In the news today: Illinois Continued Record-Breaking Marijuana Sales Streak In May, State Officials Report.
Have you been to Illinois to buy cannabis? Have you seen the prices there? Oh my they are expensive as shit. Sixty Five dollars for a gram of concentrates or an eighth of buds. Of course they will set records. They are beating people in the heads. But here is the story.
Illinois’s streak of record-breaking marijuana sales continued last month, the state’s Department of Financial and Professional Regulation reported on Wednesday.
For the third month in a row, recreational cannabis sales exceeded $100 million. In May, the state saw $116,380,348 worth of adult-use marijuana purchases—about $2 million more than the prior record-setting month in April.
A total of 2,512,093 cannabis items were sold, another record.
Residents accounted for about $80 million of those sales while out-of-state visitors purchased about $37 million in marijuana products. The figures do not include medical cannabis sales, which are reported separately by a different state agency.
To put these numbers into context, Illinois’s recreational cannabis market launched in January 2020, and in May of that year, marijuana sales hit $44,317,385. Monthly sales have more than doubled since then.
If this trend keeps up, Illinois could see more than $1 billion in adult-use marijuana sales in 2021. And that would translate into a significant windfall of tax revenue for the state. Last year, Illinois sold about $670 million in cannabis and took in $205.4 million in tax revenue.
Illinois took in more tax dollars from marijuana than alcohol for the first time last quarter, the state Department of Revenue reported last month. From January to March, Illinois generated about $86,537,000 in adult-use marijuana tax revenue, compared to $72,281,000 from liquor sales.
Wisconsin Gov. Tony Evers (D) is getting “tired” of hearing about these sales figures, he said in April, joking that Illinois Gov. J.B. Pritzker (D) always “thanks me for having Wisconsinites cross the border to buy marijuana” since the neighboring state does not have a legal market.
Illinois officials have emphasized that the tax dollars from all of these sales are being put to good use. For example, the state announced in January that it is distributing $31.5 million in grants funded by marijuana tax dollars to communities that have been disproportionately impacted by the war on drugs.
The funds are part of the state’s Restore, Reinvest, and Renew (R3) program, which was established under Illinois’s adult-use cannabis legalization law. It requires 25 percent of marijuana tax dollars to be put in that fund and used to provide disadvantaged people with services such as legal aid, youth development, community reentry and financial support.
Awarding the new grant money is not all that Illinois is doing to promote social equity and repair the harms of cannabis criminalization. Pritzker announced in December that his office had processed more than 500,000 expungements and pardons for people with low-level cannabis convictions on their records.
Relatedly, a state-funded initiative was recently established to help residents with marijuana convictions get legal aid and other services to have their records expunged.

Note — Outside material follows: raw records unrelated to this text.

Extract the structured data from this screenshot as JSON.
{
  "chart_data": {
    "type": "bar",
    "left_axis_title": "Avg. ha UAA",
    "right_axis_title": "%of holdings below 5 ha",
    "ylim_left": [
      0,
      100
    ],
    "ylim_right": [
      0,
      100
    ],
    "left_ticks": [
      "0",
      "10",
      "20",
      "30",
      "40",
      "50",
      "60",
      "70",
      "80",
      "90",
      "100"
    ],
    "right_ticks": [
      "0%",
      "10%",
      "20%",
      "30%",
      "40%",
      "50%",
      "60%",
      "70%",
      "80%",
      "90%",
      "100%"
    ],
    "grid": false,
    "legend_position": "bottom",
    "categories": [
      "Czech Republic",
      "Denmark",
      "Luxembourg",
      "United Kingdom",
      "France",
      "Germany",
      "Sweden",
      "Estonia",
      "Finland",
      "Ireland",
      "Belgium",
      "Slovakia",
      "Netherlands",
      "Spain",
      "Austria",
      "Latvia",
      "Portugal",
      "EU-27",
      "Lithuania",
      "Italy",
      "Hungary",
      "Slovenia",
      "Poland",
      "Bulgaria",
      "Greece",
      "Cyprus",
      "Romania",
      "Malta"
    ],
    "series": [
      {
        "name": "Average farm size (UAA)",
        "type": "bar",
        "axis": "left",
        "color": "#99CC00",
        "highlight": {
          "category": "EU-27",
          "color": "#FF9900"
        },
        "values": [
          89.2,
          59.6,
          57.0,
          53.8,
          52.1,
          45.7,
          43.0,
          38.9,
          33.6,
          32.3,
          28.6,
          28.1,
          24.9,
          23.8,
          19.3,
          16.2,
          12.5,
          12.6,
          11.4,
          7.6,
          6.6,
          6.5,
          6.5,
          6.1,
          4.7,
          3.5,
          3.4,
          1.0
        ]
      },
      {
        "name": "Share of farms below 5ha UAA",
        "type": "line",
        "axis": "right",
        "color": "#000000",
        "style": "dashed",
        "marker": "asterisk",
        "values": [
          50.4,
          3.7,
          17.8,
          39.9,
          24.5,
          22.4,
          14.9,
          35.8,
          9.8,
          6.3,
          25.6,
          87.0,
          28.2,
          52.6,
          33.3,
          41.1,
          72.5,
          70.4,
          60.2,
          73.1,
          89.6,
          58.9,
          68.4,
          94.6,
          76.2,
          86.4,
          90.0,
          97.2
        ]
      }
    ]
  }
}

But promoting social equity in the state’s cannabis industry has proved challenging. Illinois has faced criticism from advocates and lawsuits from marijuana business applicants who feel officials haven’t done enough to ensure diversity among business owners in the industry.
Lawmakers sent a bill to Pritzker’s desk last week that is meant to build upon the state’s legalization law by creating more cannabis business licensing opportunities that are meant to help people from disproportionately impacted communities enter into the marijuana industry.
Meanwhile, a House committee recently approved a resolution that broadly condemns the war on drugs, calling it “the United States’ longest and costliest war and ultimately a complete and shameful failure.”
Lets hope we get the Federal Government to legalize Nationwide ASAP. Colorado has a great cannabis program for Rec and Med. Others need to follow suite.